East Asia hosted two very interesting conferences during the past four weeks. The first was held in Beijing in October entitled “International Conference on Learning Cities”, co-hosted by UNESCO Institute for Lifelong Learning, Hamburg. The second, last week, was held in Hong Kong SAR, entitled “Cities Learning Together”, co-hosted by Pascal International Laboratories. The focus on both conversations was supporting mayors and municipalities to become learning cities for all its citizens, a sort of inclusive learning cities.
In both these conferences, roles of higher education institutions (HEIs) came in for discussion. While it was generally acknowledged that HEIs can play very useful roles in supporting mayors and cities to become inclusive, it was mostly unclear how this could be achieved in practice. It was interesting to note that conversations about community engagement of HEIs in East Asia have been somewhat less vocal and audible.
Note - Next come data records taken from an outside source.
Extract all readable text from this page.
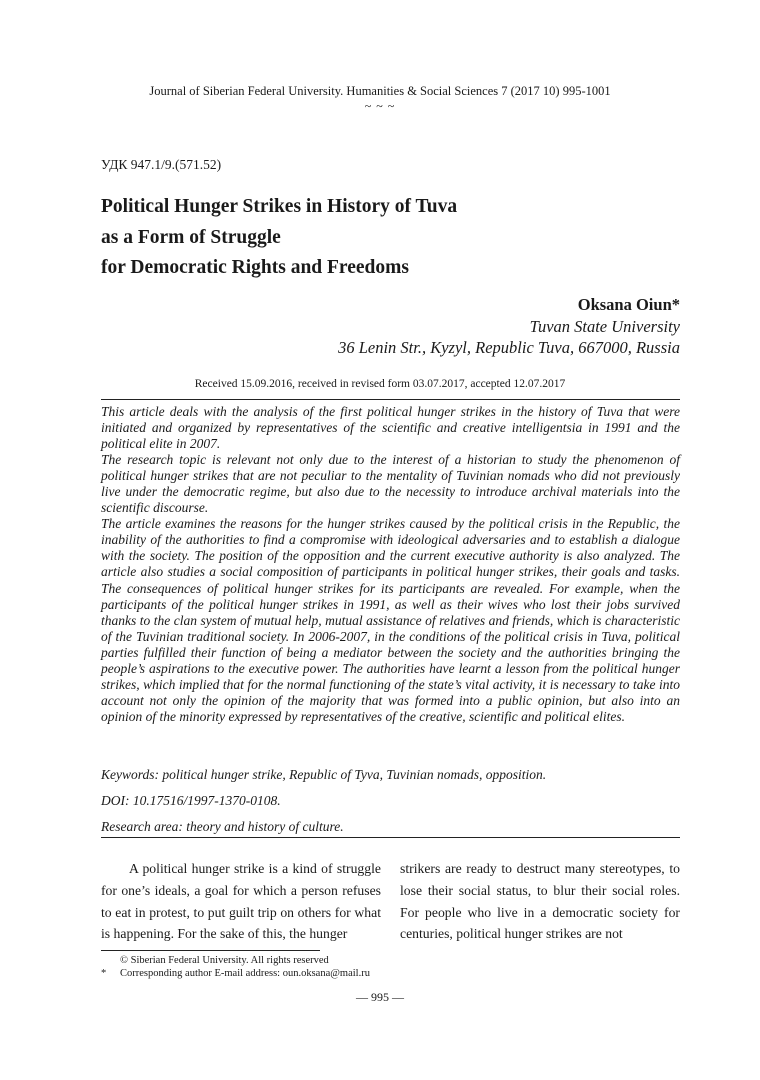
Journal of Siberian Federal University. Humanities & Social Sciences 7 (2017 10) 995-1001
~ ~ ~
УДК 947.1/9.(571.52)
Political Hunger Strikes in History of Tuva
as a Form of Struggle
for Democratic Rights and Freedoms
Oksana Oiun*
Tuvan State University
36 Lenin Str., Kyzyl, Republic Tuva, 667000, Russia
Received 15.09.2016, received in revised form 03.07.2017, accepted 12.07.2017

This article deals with the analysis of the first political hunger strikes in the history of Tuva that were initiated and organized by representatives of the scientific and creative intelligentsia in 1991 and the political elite in 2007.

The research topic is relevant not only due to the interest of a historian to study the phenomenon of political hunger strikes that are not peculiar to the mentality of Tuvinian nomads who did not previously live under the democratic regime, but also due to the necessity to introduce archival materials into the scientific discourse.

The article examines the reasons for the hunger strikes caused by the political crisis in the Republic, the inability of the authorities to find a compromise with ideological adversaries and to establish a dialogue with the society. The position of the opposition and the current executive authority is also analyzed. The article also studies a social composition of participants in political hunger strikes, their goals and tasks. The consequences of political hunger strikes for its participants are revealed. For example, when the participants of the political hunger strikes in 1991, as well as their wives who lost their jobs survived thanks to the clan system of mutual help, mutual assistance of relatives and friends, which is characteristic of the Tuvinian traditional society. In 2006-2007, in the conditions of the political crisis in Tuva, political parties fulfilled their function of being a mediator between the society and the authorities bringing the people’s aspirations to the executive power. The authorities have learnt a lesson from the political hunger strikes, which implied that for the normal functioning of the state’s vital activity, it is necessary to take into account not only the opinion of the majority that was formed into a public opinion, but also into an opinion of the minority expressed by representatives of the creative, scientific and political elites.

Keywords: political hunger strike, Republic of Tyva, Tuvinian nomads, opposition.
DOI: 10.17516/1997-1370-0108.
Research area: theory and history of culture.

A political hunger strike is a kind of struggle for one’s ideals, a goal for which a person refuses to eat in protest, to put guilt trip on others for what is happening. For the sake of this, the hunger

strikers are ready to destruct many stereotypes, to lose their social status, to blur their social roles. For people who live in a democratic society for centuries, political hunger strikes are not

© Siberian Federal University. All rights reserved
* Corresponding author E-mail address: oun.oksana@mail.ru
— 995 —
The rapidly growing enrolments in higher education in China have resulted in a growing push for ranking in the global university order, without focus on local relevance of curriculum, pedagogy or research.
In addition, universities in Korea, Japan and Hong Kong have been functioning in the usual elitist manner where admission to post-secondary educational institutions is still being viewed as a privilege. Leaders and academics in universities of these countries consider ‘engagement’ outside the campus as not their mandate, and somewhat ‘lowering’ the academic status and excellence. This mind-set continues to result in resistance from inside the universities to any support for serious and authentic engagement with institutions like municipalities, except as ‘invited experts’ to provide specialized knowledge. In building inclusive learning cities, mayors would have to ensure that partnerships with HEIs do not exclude those citizens who do not have the privileged access to higher education yet.
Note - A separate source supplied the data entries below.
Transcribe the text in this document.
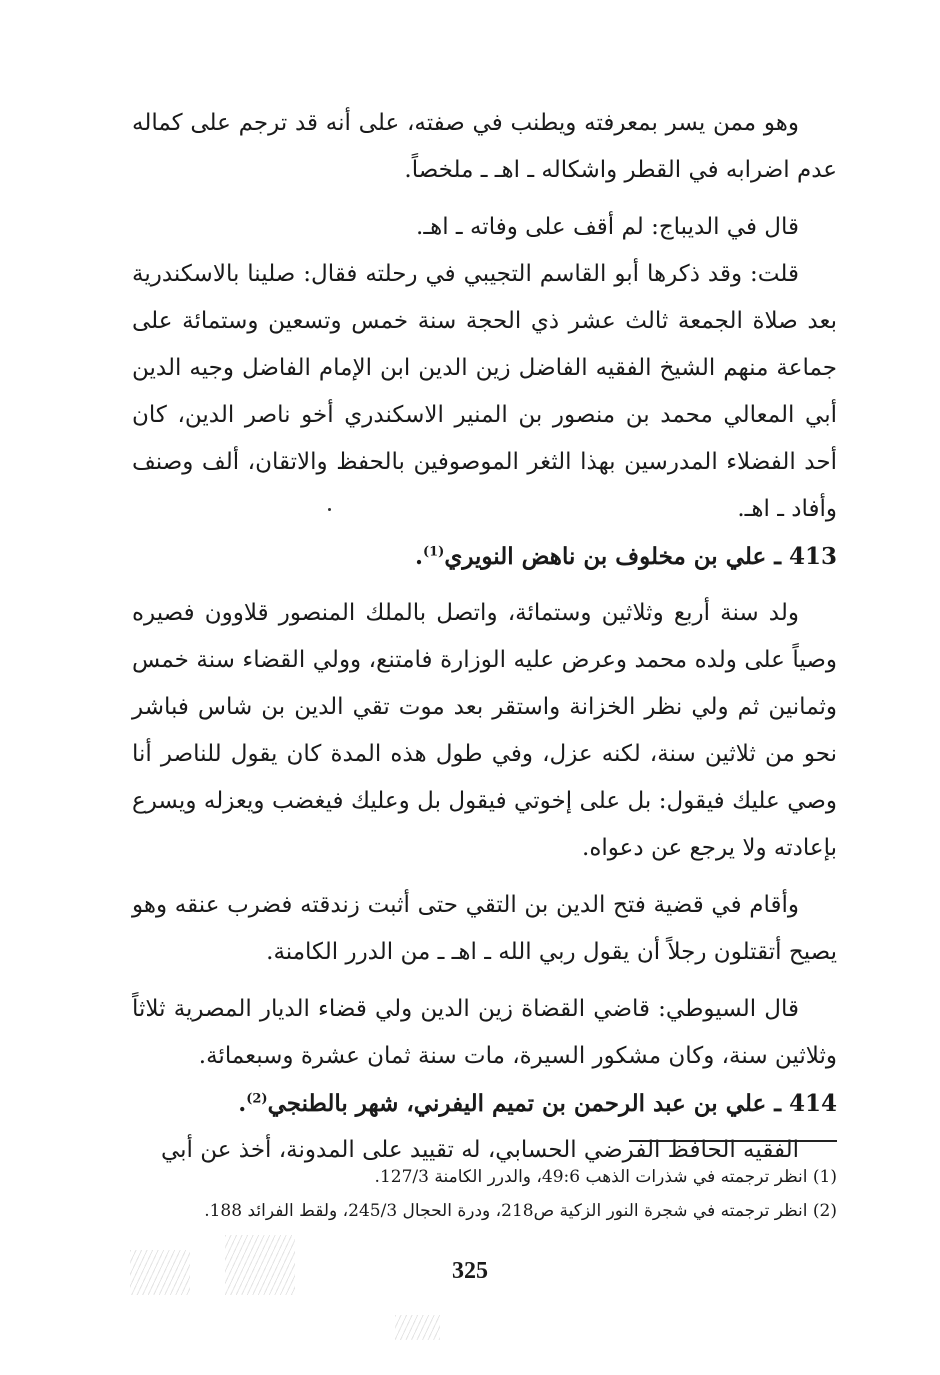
وهو ممن يسر بمعرفته ويطنب في صفته، على أنه قد ترجم على كماله عدم اضرابه في القطر واشكاله ـ اهـ ـ ملخصاً.

قال في الديباج: لم أقف على وفاته ـ اهـ.

قلت: وقد ذكرها أبو القاسم التجيبي في رحلته فقال: صلينا بالاسكندرية بعد صلاة الجمعة ثالث عشر ذي الحجة سنة خمس وتسعين وستمائة على جماعة منهم الشيخ الفقيه الفاضل زين الدين ابن الإمام الفاضل وجيه الدين أبي المعالي محمد بن منصور بن المنير الاسكندري أخو ناصر الدين، كان أحد الفضلاء المدرسين بهذا الثغر الموصوفين بالحفظ والاتقان، ألف وصنف وأفاد ـ اهـ.

413 ـ علي بن مخلوف بن ناهض النويري$^{(1)}$.

ولد سنة أربع وثلاثين وستمائة، واتصل بالملك المنصور قلاوون فصيره وصياً على ولده محمد وعرض عليه الوزارة فامتنع، وولي القضاء سنة خمس وثمانين ثم ولي نظر الخزانة واستقر بعد موت تقي الدين بن شاس فباشر نحو من ثلاثين سنة، لكنه عزل، وفي طول هذه المدة كان يقول للناصر أنا وصي عليك فيقول: بل على إخوتي فيقول بل وعليك فيغضب ويعزله ويسرع بإعادته ولا يرجع عن دعواه.

وأقام في قضية فتح الدين بن التقي حتى أثبت زندقته فضرب عنقه وهو يصيح أتقتلون رجلاً أن يقول ربي الله ـ اهـ ـ من الدرر الكامنة.

قال السيوطي: قاضي القضاة زين الدين ولي قضاء الديار المصرية ثلاثاً وثلاثين سنة، وكان مشكور السيرة، مات سنة ثمان عشرة وسبعمائة.

414 ـ علي بن عبد الرحمن بن تميم اليفرني، شهر بالطنجي$^{(2)}$.

الفقيه الحافظ الفرضي الحسابي، له تقييد على المدونة، أخذ عن أبي

(1) انظر ترجمته في شذرات الذهب 49:6، والدرر الكامنة 127/3.

(2) انظر ترجمته في شجرة النور الزكية ص218، ودرة الحجال 245/3، ولقط الفرائد 188.

325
An important lesson from the region is that there are smaller, private, faith-based universities which pursue such engagement holistically. A powerful example is Lingnan University in Hong Kong which is celebrating its 125th anniversary. Its motto is ‘education for service’, and its curriculum and teaching provides many students continuous opportunities to learn from engagement in the real world. Yet, it faces official and peer pressures to conform so that it can also ‘chase’ the world ranking sweepstakes.
As cities become more important in the national and global economy, as mayors acquire greater status and political voice, HEIs can serve the large social transformation agenda by developing strong and mutually supportive partnerships with mayors and their networks.